23. In the present case also, the fact that the applicant has approached this Court earlier in its jurisdiction under section 482 Cr.P.C. for quashing of the charge-sheet dated 23.06.2019, quashing of the summoning order dated 27.11.2020 and then filed another application under section 482 Cr.P.C. for quashing the order dated 15.04.2022 passed by the Sessions Judge concerned in a Criminal Revision challenging the order dated 27.11.2020 and in the meantime he had filed an application in the second 482 Cr.P.C. petition with the prayer to dismiss it as withdrawn with a liberty to file a fresh petition by stating in para 4 of the affidavit of it that it has typographical and clerical errors for which correction is not possible and even before it had approached the Apex Court for expediting the hearing of the first 482 Cr.P.C. petition which was allowed and directions were issued for it. The applicant impatently did not wait for the logical conclusion of one petition filed by him despite an order of the Apex Court in a petition filed by the applicant himself but filed an application for withdrawing it with liberty to file a better petition and without even awaiting for the disposal of the said withdrawl application preferred a Criminal Revision before the Sessions Judge stating in para 6 of a passing reference of the pendency of a 482 Cr.P.C. petition before this Court and then after dismissal of his revision filed another 482 Cr.P.C. petition although challenging the order of the Sessions Judge but with a further prayer to quash the proceeding of the trial court.
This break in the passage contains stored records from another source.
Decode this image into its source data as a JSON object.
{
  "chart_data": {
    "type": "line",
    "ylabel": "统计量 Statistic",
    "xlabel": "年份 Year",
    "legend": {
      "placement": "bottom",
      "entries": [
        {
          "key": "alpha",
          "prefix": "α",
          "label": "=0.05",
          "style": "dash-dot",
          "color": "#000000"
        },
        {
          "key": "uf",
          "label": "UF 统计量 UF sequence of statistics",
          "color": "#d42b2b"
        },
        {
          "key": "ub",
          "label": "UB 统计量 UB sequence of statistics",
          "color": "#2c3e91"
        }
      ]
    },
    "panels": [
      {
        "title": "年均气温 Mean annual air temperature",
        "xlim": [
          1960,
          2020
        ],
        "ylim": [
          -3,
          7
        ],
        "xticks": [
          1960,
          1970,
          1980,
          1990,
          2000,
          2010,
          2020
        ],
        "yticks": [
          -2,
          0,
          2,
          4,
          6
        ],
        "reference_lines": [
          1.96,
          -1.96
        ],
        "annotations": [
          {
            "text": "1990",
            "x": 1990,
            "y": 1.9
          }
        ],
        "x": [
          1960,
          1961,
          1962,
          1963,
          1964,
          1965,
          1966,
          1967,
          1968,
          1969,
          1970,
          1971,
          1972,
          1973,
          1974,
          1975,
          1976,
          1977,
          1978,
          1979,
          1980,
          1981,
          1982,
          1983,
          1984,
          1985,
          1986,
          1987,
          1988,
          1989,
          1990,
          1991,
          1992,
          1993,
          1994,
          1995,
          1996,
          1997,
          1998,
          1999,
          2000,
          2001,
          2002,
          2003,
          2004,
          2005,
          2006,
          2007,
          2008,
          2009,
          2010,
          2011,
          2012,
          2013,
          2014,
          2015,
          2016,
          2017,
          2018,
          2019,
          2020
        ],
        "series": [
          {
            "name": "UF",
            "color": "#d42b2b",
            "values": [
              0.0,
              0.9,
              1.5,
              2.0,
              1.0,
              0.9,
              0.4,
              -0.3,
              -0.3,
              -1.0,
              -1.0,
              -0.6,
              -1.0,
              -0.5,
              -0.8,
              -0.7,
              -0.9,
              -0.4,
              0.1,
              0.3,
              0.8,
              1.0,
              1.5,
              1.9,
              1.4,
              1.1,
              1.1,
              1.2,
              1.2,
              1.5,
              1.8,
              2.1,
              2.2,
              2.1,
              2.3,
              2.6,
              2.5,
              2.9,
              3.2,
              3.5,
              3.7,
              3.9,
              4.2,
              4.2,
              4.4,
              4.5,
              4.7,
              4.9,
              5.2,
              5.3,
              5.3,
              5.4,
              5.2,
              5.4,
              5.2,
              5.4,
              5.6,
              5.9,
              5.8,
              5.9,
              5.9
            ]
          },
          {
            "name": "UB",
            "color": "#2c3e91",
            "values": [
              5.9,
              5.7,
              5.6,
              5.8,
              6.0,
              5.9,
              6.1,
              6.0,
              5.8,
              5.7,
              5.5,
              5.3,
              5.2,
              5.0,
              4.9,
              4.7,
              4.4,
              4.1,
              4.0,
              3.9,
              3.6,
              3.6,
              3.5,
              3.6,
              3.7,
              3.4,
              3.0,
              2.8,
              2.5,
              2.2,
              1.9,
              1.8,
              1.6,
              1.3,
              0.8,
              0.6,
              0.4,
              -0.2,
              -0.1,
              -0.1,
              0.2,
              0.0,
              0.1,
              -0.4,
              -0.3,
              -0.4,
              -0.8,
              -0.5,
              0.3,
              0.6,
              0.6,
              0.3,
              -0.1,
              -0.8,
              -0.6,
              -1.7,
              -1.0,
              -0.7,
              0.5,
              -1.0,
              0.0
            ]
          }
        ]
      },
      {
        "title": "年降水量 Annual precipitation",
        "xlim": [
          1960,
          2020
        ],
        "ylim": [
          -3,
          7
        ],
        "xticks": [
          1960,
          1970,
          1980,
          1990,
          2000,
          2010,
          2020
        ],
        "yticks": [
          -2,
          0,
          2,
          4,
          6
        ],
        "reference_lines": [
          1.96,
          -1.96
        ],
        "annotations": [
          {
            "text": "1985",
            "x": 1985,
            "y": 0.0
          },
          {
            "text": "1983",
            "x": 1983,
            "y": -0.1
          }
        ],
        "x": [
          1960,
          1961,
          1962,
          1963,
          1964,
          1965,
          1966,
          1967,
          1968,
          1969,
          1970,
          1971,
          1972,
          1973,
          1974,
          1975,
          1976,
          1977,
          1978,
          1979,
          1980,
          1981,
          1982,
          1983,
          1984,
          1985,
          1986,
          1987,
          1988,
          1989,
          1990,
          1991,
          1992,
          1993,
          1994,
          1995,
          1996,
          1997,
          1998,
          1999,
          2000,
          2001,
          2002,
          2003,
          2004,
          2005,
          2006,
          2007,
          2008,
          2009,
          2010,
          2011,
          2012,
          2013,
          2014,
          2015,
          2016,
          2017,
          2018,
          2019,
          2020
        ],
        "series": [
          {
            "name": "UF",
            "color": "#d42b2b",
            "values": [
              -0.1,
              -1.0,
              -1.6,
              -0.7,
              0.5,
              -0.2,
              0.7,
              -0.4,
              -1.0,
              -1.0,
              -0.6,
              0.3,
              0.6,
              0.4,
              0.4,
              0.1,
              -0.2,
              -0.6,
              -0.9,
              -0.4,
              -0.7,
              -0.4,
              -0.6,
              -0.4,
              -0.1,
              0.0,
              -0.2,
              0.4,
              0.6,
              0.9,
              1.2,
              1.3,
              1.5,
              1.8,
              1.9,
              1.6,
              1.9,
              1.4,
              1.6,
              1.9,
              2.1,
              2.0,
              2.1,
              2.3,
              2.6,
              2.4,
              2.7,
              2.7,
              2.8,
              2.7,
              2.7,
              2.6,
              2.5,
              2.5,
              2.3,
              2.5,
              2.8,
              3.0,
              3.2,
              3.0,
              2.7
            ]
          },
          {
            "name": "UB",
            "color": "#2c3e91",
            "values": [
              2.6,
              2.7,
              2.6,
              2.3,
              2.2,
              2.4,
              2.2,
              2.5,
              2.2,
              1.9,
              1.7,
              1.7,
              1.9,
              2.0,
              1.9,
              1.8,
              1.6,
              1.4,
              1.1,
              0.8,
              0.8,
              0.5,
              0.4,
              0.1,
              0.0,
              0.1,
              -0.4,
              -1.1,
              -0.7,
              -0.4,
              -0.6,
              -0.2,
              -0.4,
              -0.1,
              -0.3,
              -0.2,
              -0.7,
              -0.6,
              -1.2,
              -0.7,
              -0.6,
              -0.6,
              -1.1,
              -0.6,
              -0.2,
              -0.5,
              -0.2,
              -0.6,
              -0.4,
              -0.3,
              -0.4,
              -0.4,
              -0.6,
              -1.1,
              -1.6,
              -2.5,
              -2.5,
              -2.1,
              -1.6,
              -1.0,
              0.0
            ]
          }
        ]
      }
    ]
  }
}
24. In substance the prayers made in the two 482 Cr.P.C. petitions and the Criminal Revision before the Sessions Judge were for termination of the trial court proceedings against him with whatsoever prayer it may have been filed (i.e. quashing the charge-sheet dated 23.06.2019, quashing of summoning order dated 27.11.2020, setting aside the order dated 27.11.2020, quashing of the order dated 15.04.2022 and quashing of the entire proceedings). The filing of the Criminal Revision before the Sessions Judge was not with full and complete disclosure of relevant and material facts of the matter. The details of the 482 Cr.P.C., the order of the Apex Court, the filing of application for withdrawl with a prayer to grant liberty for filing a better petition and its pendency before this Court were not at all disclosed in the Revision and has been supressed. It was an act of concealment as held by the Apex Court in the case of Bhaskar Laxman Jadhav (supra). The conduct of the applicant in not fair in pursuing his matters in Courts.
In view of the same, the present application is rejected.